Mario Del Pero

Obama & Osama, Part II

Bin Laden lo avevamo quasi dimenticato. Lo credevamo morto o sepolto vivo in una qualche caverna al confine tra Pakistan e Afghanistan. E comunque la sua immagine ci appariva lontana e sfocata: figlia di un’epoca già superata. Non era così per gli Stati Uniti. Che hanno continuato a dargli la caccia; e per i quali quell’immagine è rimasta nitida e vivida. Ha rappresentato quasi un’icona: un’“immagine pop” l’ha definita oggi un mio studente. Il simbolo estremo e riunificante di tutto il male che ha colpito l’America. L’immagine, potentissima, capace di sintetizzare quel che il terrorismo islamista è stato e potrà essere. E l’esultanza – in una certa misura sguaiata ed eccessiva – con cui ne è stata accolta la morte negli Usa è lì a rivelarci la potenza simbolica di quell’immagine: di quel volto. Emblema di un male di cui si deve celebrare l’eliminazione per esorcizzarlo e allontanarlo definitivamente.
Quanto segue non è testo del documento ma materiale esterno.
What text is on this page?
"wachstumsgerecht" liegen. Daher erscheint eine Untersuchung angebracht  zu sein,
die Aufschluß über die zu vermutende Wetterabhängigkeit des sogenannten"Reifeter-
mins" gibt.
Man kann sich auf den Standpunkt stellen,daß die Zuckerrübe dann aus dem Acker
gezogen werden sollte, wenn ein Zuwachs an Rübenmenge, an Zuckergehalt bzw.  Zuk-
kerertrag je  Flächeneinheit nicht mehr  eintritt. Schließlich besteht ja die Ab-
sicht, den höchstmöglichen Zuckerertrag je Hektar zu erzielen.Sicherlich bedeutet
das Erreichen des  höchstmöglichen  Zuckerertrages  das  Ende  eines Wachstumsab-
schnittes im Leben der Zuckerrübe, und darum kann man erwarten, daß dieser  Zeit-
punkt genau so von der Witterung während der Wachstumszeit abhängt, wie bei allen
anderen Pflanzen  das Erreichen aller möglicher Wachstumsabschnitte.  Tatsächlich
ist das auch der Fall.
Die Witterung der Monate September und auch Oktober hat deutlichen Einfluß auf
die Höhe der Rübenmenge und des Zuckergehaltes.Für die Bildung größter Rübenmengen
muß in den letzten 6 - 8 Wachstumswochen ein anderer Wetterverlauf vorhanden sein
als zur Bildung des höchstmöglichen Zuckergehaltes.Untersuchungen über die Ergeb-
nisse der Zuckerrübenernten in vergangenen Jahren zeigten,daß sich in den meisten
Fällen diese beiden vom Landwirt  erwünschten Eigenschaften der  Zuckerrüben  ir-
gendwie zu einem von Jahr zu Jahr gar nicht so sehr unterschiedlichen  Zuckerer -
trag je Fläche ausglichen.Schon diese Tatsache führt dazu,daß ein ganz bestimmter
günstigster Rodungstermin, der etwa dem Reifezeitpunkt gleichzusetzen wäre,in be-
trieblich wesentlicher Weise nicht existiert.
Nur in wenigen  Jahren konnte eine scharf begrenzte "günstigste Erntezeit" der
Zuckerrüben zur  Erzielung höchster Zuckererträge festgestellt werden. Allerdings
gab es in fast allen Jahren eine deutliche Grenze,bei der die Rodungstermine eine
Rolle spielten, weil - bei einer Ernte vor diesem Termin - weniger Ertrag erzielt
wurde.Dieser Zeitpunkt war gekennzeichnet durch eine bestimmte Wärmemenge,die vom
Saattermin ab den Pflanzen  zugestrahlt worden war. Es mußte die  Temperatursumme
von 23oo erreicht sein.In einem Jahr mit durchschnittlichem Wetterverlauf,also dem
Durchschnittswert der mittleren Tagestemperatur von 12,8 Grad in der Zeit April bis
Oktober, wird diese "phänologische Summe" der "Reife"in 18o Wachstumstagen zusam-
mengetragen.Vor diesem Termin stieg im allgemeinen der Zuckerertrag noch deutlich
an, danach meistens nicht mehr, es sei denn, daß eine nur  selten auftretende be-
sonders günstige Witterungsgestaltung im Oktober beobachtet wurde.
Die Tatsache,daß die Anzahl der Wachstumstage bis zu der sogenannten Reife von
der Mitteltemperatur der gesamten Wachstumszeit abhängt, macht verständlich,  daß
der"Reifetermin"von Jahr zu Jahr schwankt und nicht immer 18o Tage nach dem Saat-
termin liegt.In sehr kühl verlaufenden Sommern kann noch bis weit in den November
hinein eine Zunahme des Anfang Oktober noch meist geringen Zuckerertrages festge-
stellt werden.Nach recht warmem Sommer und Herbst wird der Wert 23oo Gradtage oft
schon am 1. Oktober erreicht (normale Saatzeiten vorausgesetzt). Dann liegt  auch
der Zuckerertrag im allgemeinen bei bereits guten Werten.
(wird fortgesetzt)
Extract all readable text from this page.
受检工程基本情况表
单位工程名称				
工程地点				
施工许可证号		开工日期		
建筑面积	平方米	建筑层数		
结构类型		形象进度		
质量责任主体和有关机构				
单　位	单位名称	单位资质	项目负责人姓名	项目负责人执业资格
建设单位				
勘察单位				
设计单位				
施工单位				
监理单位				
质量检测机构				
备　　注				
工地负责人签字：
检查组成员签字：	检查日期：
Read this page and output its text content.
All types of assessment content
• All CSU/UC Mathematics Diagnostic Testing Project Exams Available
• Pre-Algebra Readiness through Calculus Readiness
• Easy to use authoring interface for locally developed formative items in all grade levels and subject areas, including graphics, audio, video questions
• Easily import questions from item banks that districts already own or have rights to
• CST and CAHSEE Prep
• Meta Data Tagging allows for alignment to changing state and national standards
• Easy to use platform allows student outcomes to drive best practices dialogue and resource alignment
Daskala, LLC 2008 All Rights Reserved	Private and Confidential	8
Ma l’eliminazione di Bin Laden viene festeggiata non solo per sete di vendetta. Con la brillante operazione dei Navy Seals, l’America – quell’America tormentata e in crisi degli ultimi anni – torna a sentirsi orgogliosa. A rivendicare la propria grandezza. Anche per questo aveva eletto Obama nel 2008. Per riaffermare la propria unicità; per mostrare la capacità di rinascere: dopo l’11 settembre, dopo il flop iracheno, dopo New Orleans sott’acqua, dopo l’imbarazzante George Bush. Un paese, per essere unito, ha bisogno di esser orgoglioso: di se stesso, delle proprie istituzioni, dei propri rappresentanti. Del proprio presidente, che negli Stati Uniti rappresenta e simboleggia l’unità del paese: è lo specchio simbolico in cui la nazione sceglie di vedersi e immaginarsi.

E il presidente è il grande vincitore politico di questa operazione. Diviene, improvvisamente, comandante in capo: credibile e vincente presidente di guerra. Guida di un paese che, nel festeggiare e nel ritrovare temporaneamente la coesione perduta, si raccoglie attorno a lui. A ciò serve la furba coreografia allestita per l’occasione: le fotografie di Obama e del suo staff, tesi e dignitosi, che seguono attentamente l’evolversi dell’operazione.

Tutto ciò non durerà. Il paese tornerà presto a dividersi. Obama beneficerà indubbiamente del rilevante capitale politico maturato; ma non vincerà certo le elezioni del 2012 grazie all’eliminazione di Bin Laden, come afferma oggi qualche commentatore facilone e superficiale. Quelle elezioni sono troppo lontane per discuterne seriamente oggi. E proprio l’eliminazione di Bin Laden, e le modalità che l’hanno permessa e con le quali è stata presentata e celebrata, porranno problemi di non poco conto agli Usa e alla loro politica estera. Li espongono al rischio di inevitabili rappresaglie terroristiche; rischiano di alimentare un nuova ondata di anti-americanismo in risposta al patriottismo sopra le righe cui l’America ha dato sfogo in queste giornate; rilegittimano le pratiche più controverse della guerra al terrore di Bush e Cheney (a quanto sappiamo sono stati i metodi aggressivi d’interrogazione di sospetti terroristi – di fatto la tortura – a permettere di ottenere le informazioni vitali per individuare il nascondiglio di Bin Laden). Dilemmi futuri, questi. Per intanto, l’America festeggia, celebra e si riscopre unita e orgogliosa.